2. An individually designed training program of courses, seminars, and workshops to help Auerbach become well rounded. Trained in basic science, he is broadening his clinical knowledge with classes in database management and analysis, for example. Because his prior research was primarily focused on cardiac disturbances, he has taken EEG seminars to better understand neuronal symptoms.

3. An opportunity to develop preliminary data, using Moss’s Long QT Patient Registry and an animal model of the disorder. This has resulted in one NIH grant, an invitation to apply for another, the paper in Neurology and another in preparation.

All of this has “created an ideal environment,” Auerbach says, toward reaching his next goal: Securing a tenure track faculty position at the Medical Center.

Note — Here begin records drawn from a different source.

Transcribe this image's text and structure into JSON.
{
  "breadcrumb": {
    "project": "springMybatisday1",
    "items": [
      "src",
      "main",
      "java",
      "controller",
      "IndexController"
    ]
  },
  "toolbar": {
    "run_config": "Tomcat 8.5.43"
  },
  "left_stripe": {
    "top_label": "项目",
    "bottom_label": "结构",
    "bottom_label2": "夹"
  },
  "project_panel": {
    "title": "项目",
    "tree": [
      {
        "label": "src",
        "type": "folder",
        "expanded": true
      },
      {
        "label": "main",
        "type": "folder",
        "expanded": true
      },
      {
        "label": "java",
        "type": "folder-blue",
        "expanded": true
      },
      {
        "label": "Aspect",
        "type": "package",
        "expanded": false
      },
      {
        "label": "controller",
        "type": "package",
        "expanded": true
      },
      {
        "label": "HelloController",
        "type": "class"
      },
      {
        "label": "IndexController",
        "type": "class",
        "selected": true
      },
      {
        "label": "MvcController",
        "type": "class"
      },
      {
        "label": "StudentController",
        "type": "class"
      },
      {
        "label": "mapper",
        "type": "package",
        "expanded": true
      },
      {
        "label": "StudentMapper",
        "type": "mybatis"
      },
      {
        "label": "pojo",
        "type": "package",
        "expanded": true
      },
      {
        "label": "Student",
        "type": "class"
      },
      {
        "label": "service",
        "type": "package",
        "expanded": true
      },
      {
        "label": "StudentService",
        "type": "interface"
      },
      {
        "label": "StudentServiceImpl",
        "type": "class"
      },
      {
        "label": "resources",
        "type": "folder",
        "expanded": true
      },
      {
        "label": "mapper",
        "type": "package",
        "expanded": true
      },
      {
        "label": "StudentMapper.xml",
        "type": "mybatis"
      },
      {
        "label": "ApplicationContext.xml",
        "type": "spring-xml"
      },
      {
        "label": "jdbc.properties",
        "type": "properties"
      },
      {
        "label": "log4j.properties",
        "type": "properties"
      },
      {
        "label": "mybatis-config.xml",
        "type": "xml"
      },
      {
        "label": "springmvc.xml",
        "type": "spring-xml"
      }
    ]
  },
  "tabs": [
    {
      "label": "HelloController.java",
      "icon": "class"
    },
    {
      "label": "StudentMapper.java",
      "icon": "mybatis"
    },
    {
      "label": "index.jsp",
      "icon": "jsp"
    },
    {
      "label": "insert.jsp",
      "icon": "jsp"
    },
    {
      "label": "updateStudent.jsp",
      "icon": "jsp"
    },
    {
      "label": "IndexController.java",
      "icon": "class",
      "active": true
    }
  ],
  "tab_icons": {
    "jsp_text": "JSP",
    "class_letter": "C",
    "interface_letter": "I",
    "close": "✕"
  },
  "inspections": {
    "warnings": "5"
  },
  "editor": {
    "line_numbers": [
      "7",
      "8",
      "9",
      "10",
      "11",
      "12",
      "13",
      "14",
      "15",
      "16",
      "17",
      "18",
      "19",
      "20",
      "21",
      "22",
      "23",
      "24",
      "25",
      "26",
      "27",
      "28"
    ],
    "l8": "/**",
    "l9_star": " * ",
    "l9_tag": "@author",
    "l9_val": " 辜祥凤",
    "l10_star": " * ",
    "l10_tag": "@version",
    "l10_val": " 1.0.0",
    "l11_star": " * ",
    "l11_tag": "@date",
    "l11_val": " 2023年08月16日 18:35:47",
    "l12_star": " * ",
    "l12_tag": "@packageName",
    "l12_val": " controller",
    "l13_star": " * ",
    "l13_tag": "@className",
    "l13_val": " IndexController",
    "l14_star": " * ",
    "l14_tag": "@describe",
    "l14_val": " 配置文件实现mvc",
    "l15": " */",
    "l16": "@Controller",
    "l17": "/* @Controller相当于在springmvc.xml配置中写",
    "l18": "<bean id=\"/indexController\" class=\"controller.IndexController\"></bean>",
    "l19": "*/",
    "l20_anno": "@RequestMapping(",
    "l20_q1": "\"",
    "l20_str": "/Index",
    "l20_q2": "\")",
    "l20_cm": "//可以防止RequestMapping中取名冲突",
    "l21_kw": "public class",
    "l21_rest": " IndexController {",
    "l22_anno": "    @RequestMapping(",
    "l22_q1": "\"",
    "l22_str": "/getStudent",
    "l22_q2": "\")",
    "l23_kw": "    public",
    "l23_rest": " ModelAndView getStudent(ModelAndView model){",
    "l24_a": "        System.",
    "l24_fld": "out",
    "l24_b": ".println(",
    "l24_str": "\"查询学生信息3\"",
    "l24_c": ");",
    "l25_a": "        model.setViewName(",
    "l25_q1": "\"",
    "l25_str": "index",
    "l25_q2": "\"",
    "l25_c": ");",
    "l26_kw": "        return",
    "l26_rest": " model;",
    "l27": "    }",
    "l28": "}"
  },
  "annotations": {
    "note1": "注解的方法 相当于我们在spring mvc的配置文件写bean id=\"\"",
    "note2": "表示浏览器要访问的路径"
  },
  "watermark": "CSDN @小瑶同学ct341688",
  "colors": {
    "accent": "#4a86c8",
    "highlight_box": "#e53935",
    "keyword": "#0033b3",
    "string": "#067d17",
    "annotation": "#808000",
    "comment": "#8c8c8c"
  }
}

‘We need to take the blinders off’

He is excited about the associations he is establishing between long QT syndrome, a classically studied heart disorder, and seizures resulting from electrical disturbances in the brain. “We need to take the blinders off. We need to look not just at the classic organ of study, but the multisystem manifestations of the disease,” Auerbach said.

He recently demonstrated that patients with long QT syndrome are also at an increased risk of seizures. Due to the great breadth of information in the Long QT Syndrome Registry, he was even able to tease out differences in the risk of seizures based upon the type of long QT syndrome and the region of the mutation in the protein structure.

In the paper published in Neurology, Auerbach showed a clear association between the heart and the brain of LQTS patients. Patients carrying LQTS genetic mutations were three times more likely to have experienced seizures in their past, compared to their family members who did not carry those mutations. Interestingly, LQTS patients who had a history of seizures also tended to have worse cardiac symptoms. (Read more here.)

“I’ve shown an association between long QT syndrome and seizures; now we need to understand the mechanisms underlying this, in order to really understand why these people are at an increased risk of both neural and cardiac diseases.”

The research plan in his CTSI-KL2 grant outlines a translational approach that will help him further his studies in that direction, including further epidemiological analyses, plus mechanistic cellular/animal studies.